Oh Mann, Festspiele!
Mit keinem Wort wird die "Kunstaktion" mal erklärt. Sie sei "Friedlich und freundlich" geplant, natürlich ohne den normalen Kunden im Laden Bescheid zu sagen. "Wir gingen von Abläufen aus, die keinerlei Form von Rechtsverstössen...." - oha, Haftungsdisclaimer.
Wer in Zeiten von terroristischen Übergriffen in den öffentlichen Raum geht und dort etwas verteilt, das wie Quecksilber aussieht ist einfach nur bescheuert. (Oder "performer")
Wenn Augusto Boal früher "unsichtbares Theater" in New Yorker Restaurants machte, waren das präzise ausgeplante Improvisationen, in denen die Notbremse immer mitgedacht war - und deren Idee im Nachhinein verständlich kommuniziert wurde.
Wenn Foreign Affairs den Künstler in den Apple Store schickt, gibt es keinen Plan, keine Erklärungen, keinen Plan B, der epic fail ist dann "durch keine Erklärung der anwesenden, die Kunstaktion begleitenden Festivalverantwortlichen, mehr aufzuhalten". Tip: vorher mal drüber nachdenken.

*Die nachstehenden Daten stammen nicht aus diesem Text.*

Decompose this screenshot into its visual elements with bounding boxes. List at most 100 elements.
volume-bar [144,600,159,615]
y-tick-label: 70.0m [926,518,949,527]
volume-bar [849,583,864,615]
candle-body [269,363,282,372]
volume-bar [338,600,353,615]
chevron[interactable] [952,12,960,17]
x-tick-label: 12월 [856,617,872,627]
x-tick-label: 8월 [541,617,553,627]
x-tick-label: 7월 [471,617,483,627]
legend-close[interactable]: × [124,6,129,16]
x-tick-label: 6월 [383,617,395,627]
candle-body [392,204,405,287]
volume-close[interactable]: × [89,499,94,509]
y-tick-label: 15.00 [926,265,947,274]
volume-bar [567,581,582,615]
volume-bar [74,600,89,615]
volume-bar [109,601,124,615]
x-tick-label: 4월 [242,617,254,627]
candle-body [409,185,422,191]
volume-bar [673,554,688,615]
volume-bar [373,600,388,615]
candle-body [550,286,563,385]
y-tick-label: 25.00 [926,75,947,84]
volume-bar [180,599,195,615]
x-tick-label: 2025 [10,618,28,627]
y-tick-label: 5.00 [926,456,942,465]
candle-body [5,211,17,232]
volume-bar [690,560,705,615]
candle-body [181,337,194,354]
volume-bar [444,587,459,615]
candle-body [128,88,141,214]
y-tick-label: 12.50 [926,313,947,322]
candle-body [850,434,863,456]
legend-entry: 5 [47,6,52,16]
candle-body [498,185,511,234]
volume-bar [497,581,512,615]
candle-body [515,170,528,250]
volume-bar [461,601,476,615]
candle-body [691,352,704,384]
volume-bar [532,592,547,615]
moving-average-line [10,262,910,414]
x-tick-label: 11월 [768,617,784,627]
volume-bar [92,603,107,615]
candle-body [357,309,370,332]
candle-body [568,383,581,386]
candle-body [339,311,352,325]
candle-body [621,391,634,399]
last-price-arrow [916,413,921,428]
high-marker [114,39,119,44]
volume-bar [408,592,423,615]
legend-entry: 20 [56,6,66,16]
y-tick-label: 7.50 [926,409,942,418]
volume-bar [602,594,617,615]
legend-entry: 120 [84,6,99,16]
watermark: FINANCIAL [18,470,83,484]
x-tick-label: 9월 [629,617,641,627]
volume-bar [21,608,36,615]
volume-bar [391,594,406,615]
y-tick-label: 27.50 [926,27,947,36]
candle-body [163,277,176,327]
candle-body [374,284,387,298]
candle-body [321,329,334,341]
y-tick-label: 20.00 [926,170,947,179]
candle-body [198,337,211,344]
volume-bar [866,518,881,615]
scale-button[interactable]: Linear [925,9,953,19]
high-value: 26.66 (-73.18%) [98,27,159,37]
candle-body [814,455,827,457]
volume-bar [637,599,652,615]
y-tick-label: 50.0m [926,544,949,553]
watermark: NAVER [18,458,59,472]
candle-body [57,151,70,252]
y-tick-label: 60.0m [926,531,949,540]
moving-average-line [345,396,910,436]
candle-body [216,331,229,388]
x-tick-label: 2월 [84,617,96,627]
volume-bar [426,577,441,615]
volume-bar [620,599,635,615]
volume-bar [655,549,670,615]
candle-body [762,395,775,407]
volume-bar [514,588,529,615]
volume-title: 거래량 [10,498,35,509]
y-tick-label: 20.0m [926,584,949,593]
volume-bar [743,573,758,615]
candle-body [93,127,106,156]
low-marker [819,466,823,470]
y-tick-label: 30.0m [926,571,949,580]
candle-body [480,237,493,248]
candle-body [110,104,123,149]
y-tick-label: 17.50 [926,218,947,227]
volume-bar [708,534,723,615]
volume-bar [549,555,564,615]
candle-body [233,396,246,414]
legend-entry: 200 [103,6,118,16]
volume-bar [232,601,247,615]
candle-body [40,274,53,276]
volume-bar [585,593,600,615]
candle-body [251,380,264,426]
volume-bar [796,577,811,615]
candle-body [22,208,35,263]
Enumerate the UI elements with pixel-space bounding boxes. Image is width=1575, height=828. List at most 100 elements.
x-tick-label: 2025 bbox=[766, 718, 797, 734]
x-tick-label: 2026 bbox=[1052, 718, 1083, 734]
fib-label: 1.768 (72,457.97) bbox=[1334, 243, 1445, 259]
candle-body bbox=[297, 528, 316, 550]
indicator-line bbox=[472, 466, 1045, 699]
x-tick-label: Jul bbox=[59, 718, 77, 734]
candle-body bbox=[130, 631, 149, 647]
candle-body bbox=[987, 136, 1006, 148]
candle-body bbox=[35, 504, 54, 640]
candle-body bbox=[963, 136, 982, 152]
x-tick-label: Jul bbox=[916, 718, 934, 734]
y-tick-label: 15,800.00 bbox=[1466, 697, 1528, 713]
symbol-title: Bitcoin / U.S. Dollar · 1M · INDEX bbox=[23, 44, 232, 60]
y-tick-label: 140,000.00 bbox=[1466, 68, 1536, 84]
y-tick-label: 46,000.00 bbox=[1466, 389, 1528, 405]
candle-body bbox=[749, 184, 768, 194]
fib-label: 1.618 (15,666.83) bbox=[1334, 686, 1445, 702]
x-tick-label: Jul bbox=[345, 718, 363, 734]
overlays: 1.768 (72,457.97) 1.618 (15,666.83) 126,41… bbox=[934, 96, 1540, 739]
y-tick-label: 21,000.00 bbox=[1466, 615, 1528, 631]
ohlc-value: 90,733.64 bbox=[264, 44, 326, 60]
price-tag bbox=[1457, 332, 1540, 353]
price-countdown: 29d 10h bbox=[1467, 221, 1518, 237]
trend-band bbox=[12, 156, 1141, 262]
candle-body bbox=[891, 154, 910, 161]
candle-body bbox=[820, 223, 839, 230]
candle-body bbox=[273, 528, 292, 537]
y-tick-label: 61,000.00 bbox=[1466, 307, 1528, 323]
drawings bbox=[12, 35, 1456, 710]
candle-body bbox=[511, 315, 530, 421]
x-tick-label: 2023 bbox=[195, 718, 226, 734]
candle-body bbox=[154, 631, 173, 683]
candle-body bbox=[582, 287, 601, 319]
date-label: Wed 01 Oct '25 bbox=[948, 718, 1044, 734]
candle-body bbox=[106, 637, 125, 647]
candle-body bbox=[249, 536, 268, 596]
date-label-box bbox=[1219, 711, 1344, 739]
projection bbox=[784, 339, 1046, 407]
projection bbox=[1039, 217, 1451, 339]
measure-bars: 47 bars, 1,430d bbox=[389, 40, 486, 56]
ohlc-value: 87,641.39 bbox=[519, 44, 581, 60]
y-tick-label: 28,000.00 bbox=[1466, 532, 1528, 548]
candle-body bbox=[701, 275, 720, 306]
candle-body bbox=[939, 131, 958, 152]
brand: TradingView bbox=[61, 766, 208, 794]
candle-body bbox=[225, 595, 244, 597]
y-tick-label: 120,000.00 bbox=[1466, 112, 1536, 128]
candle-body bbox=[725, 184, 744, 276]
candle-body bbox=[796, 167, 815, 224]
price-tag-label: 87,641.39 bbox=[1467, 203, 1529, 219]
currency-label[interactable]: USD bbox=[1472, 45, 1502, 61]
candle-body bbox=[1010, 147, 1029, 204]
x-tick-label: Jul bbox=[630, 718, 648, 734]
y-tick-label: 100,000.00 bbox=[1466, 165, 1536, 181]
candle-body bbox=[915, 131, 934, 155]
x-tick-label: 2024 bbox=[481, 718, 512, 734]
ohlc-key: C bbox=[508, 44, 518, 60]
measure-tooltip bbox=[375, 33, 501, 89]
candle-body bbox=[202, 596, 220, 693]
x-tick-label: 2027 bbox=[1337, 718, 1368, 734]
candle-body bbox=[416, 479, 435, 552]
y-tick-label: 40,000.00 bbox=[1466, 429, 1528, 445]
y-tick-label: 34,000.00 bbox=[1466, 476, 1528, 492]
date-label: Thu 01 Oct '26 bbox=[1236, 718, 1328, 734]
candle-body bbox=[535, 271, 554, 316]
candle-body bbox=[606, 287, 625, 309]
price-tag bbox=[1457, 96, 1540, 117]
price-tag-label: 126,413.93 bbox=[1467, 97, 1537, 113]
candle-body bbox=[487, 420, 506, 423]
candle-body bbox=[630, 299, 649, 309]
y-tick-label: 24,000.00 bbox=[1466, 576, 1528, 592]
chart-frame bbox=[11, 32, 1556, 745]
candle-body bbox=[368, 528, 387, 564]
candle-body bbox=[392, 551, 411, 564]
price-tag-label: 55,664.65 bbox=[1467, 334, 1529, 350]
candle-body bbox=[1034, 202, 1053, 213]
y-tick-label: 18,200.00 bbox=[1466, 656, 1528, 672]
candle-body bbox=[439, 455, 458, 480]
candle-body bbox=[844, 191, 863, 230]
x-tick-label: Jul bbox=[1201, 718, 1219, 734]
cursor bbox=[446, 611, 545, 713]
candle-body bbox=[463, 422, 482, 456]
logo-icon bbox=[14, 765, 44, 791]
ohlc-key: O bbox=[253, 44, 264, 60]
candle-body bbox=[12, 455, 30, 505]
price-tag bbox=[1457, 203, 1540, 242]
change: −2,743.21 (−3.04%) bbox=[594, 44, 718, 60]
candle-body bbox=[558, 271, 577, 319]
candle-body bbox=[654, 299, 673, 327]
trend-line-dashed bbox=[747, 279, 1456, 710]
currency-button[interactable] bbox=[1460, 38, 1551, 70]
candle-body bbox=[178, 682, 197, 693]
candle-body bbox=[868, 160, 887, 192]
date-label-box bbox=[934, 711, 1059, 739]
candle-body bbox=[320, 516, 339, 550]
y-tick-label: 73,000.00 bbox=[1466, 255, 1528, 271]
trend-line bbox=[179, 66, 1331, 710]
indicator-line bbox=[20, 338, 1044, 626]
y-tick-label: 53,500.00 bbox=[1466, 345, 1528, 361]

Der Vorfall führt die PR-Geilheit des Festivals vor Augen - es braucht keine Inhalte mehr, eine Kunstaktion muss auch nicht mehr vermittelt werden, Hauptsache bisschen lustige Äktschn bei Apple, da trifft es schon die Richtigen. Das Kunst im öffentlichen Raum auch etwas mit Verantwortung zu tun hat ist bei Foreign Affairs noch nicht angekommen. Während die erschütternde Harmlosigkeit der Produktionen auf den Festivalbühnen wenigstens niemandem wehtut, schmerzt der Ausflug in den öffentlichen Raum. Hirnlos und gedankenfrei. Origineller Effekt: der Intendant beschuldigt die Polizei und Apple überreagiert zu haben.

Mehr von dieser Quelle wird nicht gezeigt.